Today, major Russian banks have been cut off from the global financial system, the government faces default, and many multinationals are closing their Russian operations. While Putin’s soldiers lay siege to neighboring Ukraine, world leaders have responded by strangling the Russian economy.
The logic now is the same as it was in 2014, squeeze Putin’s allies to put pressure on him. A new raft of European and American sanctions has been announced, against Putin, as well as those considered close to him, including Boris Rotenberg and Arkady Rotenberg’s son, Igor.
Despite the efforts and sanctions imposed, the question remains, will they work this time? Arkady Rotenberg is just one example of the past ineffectiveness of measures described as the “financial death penalty.”
Analysis of global corporate filings identified nearly 200 companies associated with the Rotenbergs, spread across three continents and a dozen countries. Many of the firms are now inactive, but even after Rotenberg was placed on sanctions lists in 2014, he was able to take a stake in at least seven companies in European offshore tax havens.

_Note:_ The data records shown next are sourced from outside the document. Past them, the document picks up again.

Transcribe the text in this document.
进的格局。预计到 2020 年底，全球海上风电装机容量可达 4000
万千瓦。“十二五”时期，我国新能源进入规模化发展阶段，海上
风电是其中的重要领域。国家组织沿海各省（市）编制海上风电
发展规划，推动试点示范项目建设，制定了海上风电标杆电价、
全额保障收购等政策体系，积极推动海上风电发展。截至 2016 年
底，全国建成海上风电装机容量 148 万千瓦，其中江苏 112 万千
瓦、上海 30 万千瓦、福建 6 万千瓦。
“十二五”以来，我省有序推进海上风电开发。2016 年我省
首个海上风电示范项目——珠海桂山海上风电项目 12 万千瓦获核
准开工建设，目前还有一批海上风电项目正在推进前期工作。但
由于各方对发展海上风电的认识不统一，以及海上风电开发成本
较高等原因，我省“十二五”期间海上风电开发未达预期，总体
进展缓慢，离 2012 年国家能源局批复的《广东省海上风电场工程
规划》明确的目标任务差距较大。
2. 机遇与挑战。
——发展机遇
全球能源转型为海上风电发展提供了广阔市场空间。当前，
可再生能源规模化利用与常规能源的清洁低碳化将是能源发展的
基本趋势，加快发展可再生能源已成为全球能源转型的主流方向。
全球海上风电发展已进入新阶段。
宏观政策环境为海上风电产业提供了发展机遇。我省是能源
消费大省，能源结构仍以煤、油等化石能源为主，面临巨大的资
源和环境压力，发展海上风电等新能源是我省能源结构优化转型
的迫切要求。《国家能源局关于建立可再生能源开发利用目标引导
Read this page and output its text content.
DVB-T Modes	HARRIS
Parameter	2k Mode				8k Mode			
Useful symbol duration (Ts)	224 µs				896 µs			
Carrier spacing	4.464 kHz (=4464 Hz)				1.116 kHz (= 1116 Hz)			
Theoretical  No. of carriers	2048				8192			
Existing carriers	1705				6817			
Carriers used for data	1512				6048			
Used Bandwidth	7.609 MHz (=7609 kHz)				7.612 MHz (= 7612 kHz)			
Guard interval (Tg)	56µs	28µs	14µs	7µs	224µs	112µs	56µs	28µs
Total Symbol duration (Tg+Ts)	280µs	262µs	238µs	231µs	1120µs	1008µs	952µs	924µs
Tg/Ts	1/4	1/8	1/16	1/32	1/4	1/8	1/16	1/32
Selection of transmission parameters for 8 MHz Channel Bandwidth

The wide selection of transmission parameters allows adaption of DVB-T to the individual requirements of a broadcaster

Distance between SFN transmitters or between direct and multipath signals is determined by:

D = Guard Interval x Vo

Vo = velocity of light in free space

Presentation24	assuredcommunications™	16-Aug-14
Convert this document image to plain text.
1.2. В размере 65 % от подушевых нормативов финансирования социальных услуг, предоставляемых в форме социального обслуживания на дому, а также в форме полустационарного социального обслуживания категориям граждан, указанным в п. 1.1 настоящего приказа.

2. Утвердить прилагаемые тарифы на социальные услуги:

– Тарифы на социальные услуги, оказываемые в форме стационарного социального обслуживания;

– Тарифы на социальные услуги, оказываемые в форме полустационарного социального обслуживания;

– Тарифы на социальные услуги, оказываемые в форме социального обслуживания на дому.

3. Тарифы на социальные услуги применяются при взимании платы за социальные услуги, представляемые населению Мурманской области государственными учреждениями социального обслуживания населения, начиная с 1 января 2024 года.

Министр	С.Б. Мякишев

The efforts toward oligarchs have been more widespread and coordinated, this time. The European Union and the United States led the charge, but were followed by Britain, which had been more reluctant in the past. Australia, Japan, Canada and others joined, sizing down the world market for Russian wealth. Even Switzerland said it would freeze Russian assets.
The oligarchs are important because they are the ones who would trigger a palace coup if it ever happened, and is it also know that Putin relies on people close to him to hide his money.
Even with all the changes, there are gaps allowing oligarchs to move and hide assets. After the Senate report demonstrated how Arkady Rotenberg purchased fine art in the United States, lawmakers like Senator Rob Portman, tried to force art dealers to abide by the same anti-secrecy requirements as banks. Lawmakers killed the idea and allowed art sales to remain anonymous, forced by heavy lobbying from auction houses.